A woman had been working since 2013 at a large software company in Cologne, advising business customers on modern workplace software – the same role as at least six male colleagues at the same office. Those colleagues were classified at significantly higher job levels and paid accordingly. In June 2019 she formally requested salary information about her male colleagues for the years 2017 through 2020. Her employer refused.

Why did the court rule this way?

A quick note on how this works in Germany, since it may be unfamiliar: the Entgelttransparenzgesetz (Pay Transparency Act) gives employees the legal right to ask their employer what colleagues of the opposite sex earn for comparable work. This is meant to help uncover gender pay gaps. There is no equivalent federal law like this in the US or UK.

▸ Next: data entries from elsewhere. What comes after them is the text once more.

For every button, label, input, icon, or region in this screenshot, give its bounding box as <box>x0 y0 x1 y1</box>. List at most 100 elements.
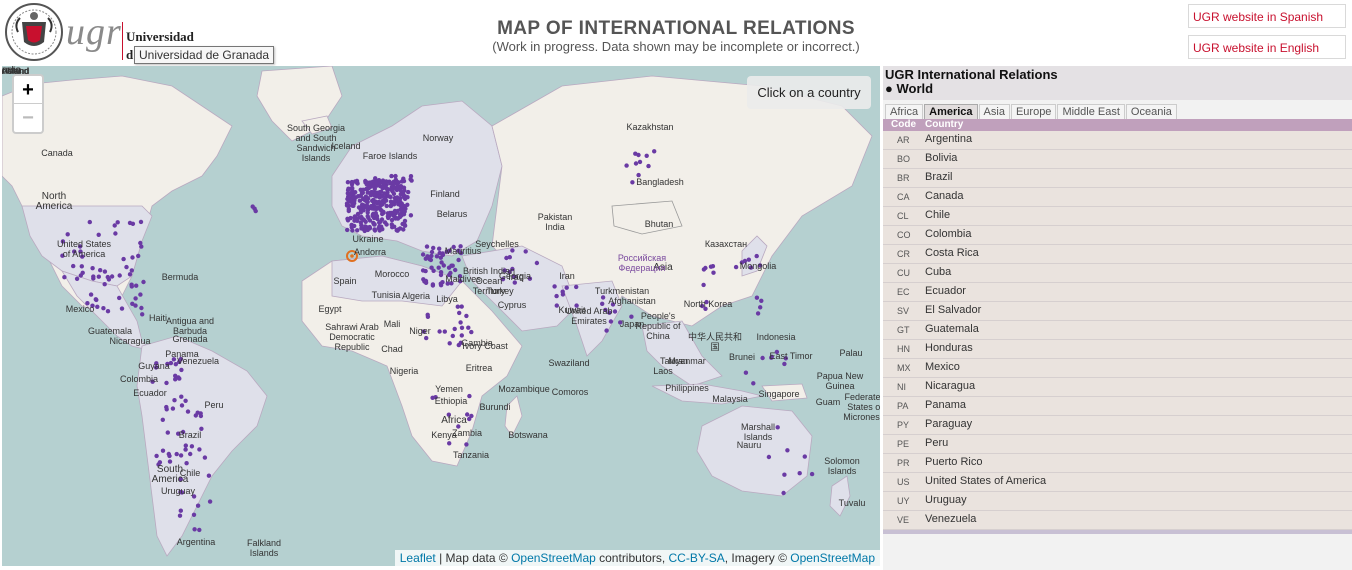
zoom-out-button[interactable]: − <box>14 104 42 132</box>
cc-by-sa-link[interactable]: CC-BY-SA <box>669 551 725 565</box>
partner-marker[interactable] <box>394 179 399 184</box>
partner-marker[interactable] <box>389 222 394 227</box>
partner-marker[interactable] <box>633 151 638 156</box>
partner-marker[interactable] <box>141 279 146 285</box>
partner-marker[interactable] <box>183 443 188 448</box>
partner-marker[interactable] <box>134 283 139 288</box>
country-row[interactable]: CR Costa Rica <box>883 245 1352 264</box>
partner-marker[interactable] <box>177 513 183 518</box>
partner-marker[interactable] <box>174 451 179 457</box>
partner-marker[interactable] <box>350 228 355 233</box>
partner-marker[interactable] <box>381 210 386 215</box>
country-name[interactable]: Colombia <box>925 228 971 240</box>
partner-marker[interactable] <box>368 181 373 186</box>
partner-marker[interactable] <box>754 295 760 300</box>
zoom-in-button[interactable]: + <box>14 76 42 104</box>
partner-marker[interactable] <box>164 407 169 412</box>
partner-marker[interactable] <box>401 185 407 190</box>
partner-marker[interactable] <box>115 220 120 225</box>
partner-marker[interactable] <box>652 149 657 154</box>
country-name[interactable]: Canada <box>925 190 964 202</box>
partner-marker[interactable] <box>408 177 413 182</box>
partner-marker[interactable] <box>352 195 357 200</box>
partner-marker[interactable] <box>452 326 457 332</box>
partner-marker[interactable] <box>373 211 378 216</box>
country-name[interactable]: Cuba <box>925 266 951 278</box>
partner-marker[interactable] <box>87 219 93 225</box>
partner-marker[interactable] <box>91 276 96 281</box>
partner-marker[interactable] <box>119 306 125 311</box>
partner-marker[interactable] <box>252 206 257 211</box>
partner-marker[interactable] <box>424 244 430 249</box>
partner-marker[interactable] <box>377 190 382 195</box>
partner-marker[interactable] <box>754 253 759 259</box>
country-row[interactable]: EC Ecuador <box>883 283 1352 302</box>
partner-marker[interactable] <box>136 253 141 259</box>
world-map[interactable]: Canada North America United States of Amer… <box>2 66 880 566</box>
partner-marker[interactable] <box>459 325 465 330</box>
country-row[interactable]: BO Bolivia <box>883 150 1352 169</box>
partner-marker[interactable] <box>425 314 431 319</box>
country-name[interactable]: Panama <box>925 399 966 411</box>
partner-marker[interactable] <box>408 213 414 218</box>
country-name[interactable]: El Salvador <box>925 304 981 316</box>
country-name[interactable]: Guatemala <box>925 323 979 335</box>
partner-marker[interactable] <box>424 335 429 341</box>
partner-marker[interactable] <box>78 273 84 278</box>
partner-marker[interactable] <box>459 333 464 338</box>
partner-marker[interactable] <box>781 490 786 496</box>
partner-marker[interactable] <box>560 289 565 294</box>
partner-marker[interactable] <box>425 254 430 259</box>
partner-marker[interactable] <box>138 292 143 297</box>
partner-marker[interactable] <box>368 191 373 196</box>
partner-marker[interactable] <box>96 232 101 237</box>
partner-marker[interactable] <box>710 264 716 269</box>
partner-marker[interactable] <box>604 328 609 333</box>
partner-marker[interactable] <box>743 370 749 375</box>
partner-marker[interactable] <box>207 499 213 504</box>
partner-marker[interactable] <box>797 471 802 476</box>
ugr-website-english-link[interactable]: UGR website in English <box>1188 35 1346 59</box>
partner-marker[interactable] <box>377 200 382 205</box>
partner-marker[interactable] <box>127 272 133 277</box>
partner-marker[interactable] <box>447 441 452 446</box>
partner-marker[interactable] <box>436 265 441 270</box>
partner-marker[interactable] <box>178 453 184 458</box>
partner-marker[interactable] <box>758 305 763 310</box>
partner-marker[interactable] <box>759 298 764 303</box>
partner-marker[interactable] <box>138 219 144 225</box>
partner-marker[interactable] <box>393 173 398 179</box>
partner-marker[interactable] <box>564 285 569 290</box>
partner-marker[interactable] <box>554 293 559 299</box>
country-row[interactable]: CA Canada <box>883 188 1352 207</box>
partner-marker[interactable] <box>458 320 463 325</box>
partner-marker[interactable] <box>352 179 358 184</box>
partner-marker[interactable] <box>429 265 434 270</box>
partner-marker[interactable] <box>355 228 360 233</box>
partner-marker[interactable] <box>646 163 651 169</box>
country-row[interactable]: SV El Salvador <box>883 302 1352 321</box>
partner-marker[interactable] <box>94 297 99 303</box>
partner-marker[interactable] <box>197 447 202 452</box>
partner-marker[interactable] <box>370 198 375 203</box>
country-row[interactable]: AR Argentina <box>883 131 1352 150</box>
partner-marker[interactable] <box>90 266 95 271</box>
partner-marker[interactable] <box>346 207 351 212</box>
ugr-website-spanish-link[interactable]: UGR website in Spanish <box>1188 4 1346 28</box>
partner-marker[interactable] <box>366 185 372 191</box>
partner-marker[interactable] <box>405 202 410 207</box>
partner-marker[interactable] <box>170 406 176 411</box>
country-row[interactable]: PA Panama <box>883 397 1352 416</box>
partner-marker[interactable] <box>189 444 195 449</box>
partner-marker[interactable] <box>154 453 159 459</box>
openstreetmap-link[interactable]: OpenStreetMap <box>511 551 596 565</box>
partner-marker[interactable] <box>348 191 353 196</box>
country-name[interactable]: Bolivia <box>925 152 957 164</box>
country-row[interactable]: US United States of America <box>883 473 1352 492</box>
partner-marker[interactable] <box>345 180 351 185</box>
partner-marker[interactable] <box>345 187 351 193</box>
country-row[interactable]: PE Peru <box>883 435 1352 454</box>
partner-marker[interactable] <box>372 222 377 227</box>
partner-marker[interactable] <box>374 180 379 185</box>
partner-marker[interactable] <box>160 417 165 422</box>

However, the BAG made clear that this right has firm limits. The law refers to the „preceding calendar year” – and the court interpreted that as meaning exactly one completed January-to-December year before your request was made. You cannot bundle several years into one request.

The reasoning is straightforward: the law deliberately balances the employee’s right to information against the effort required from the employer (or works council – Germany’s Betriebsrat, a mandatory employee representative body in larger companies) to compile the data. Limiting it to one year keeps that effort manageable while still giving you a reasonably current picture. A full calendar year is also cleaner for comparison purposes, since it captures annual bonuses and other variable pay components in full.

There is a second important limit the court confirmed: your right only covers your own workplace (Betrieb) as defined under German labour law – not the entire company. If your employer has offices in Munich, Hamburg, and Cologne, you only get data about colleagues at your own location. What people earn elsewhere is not covered.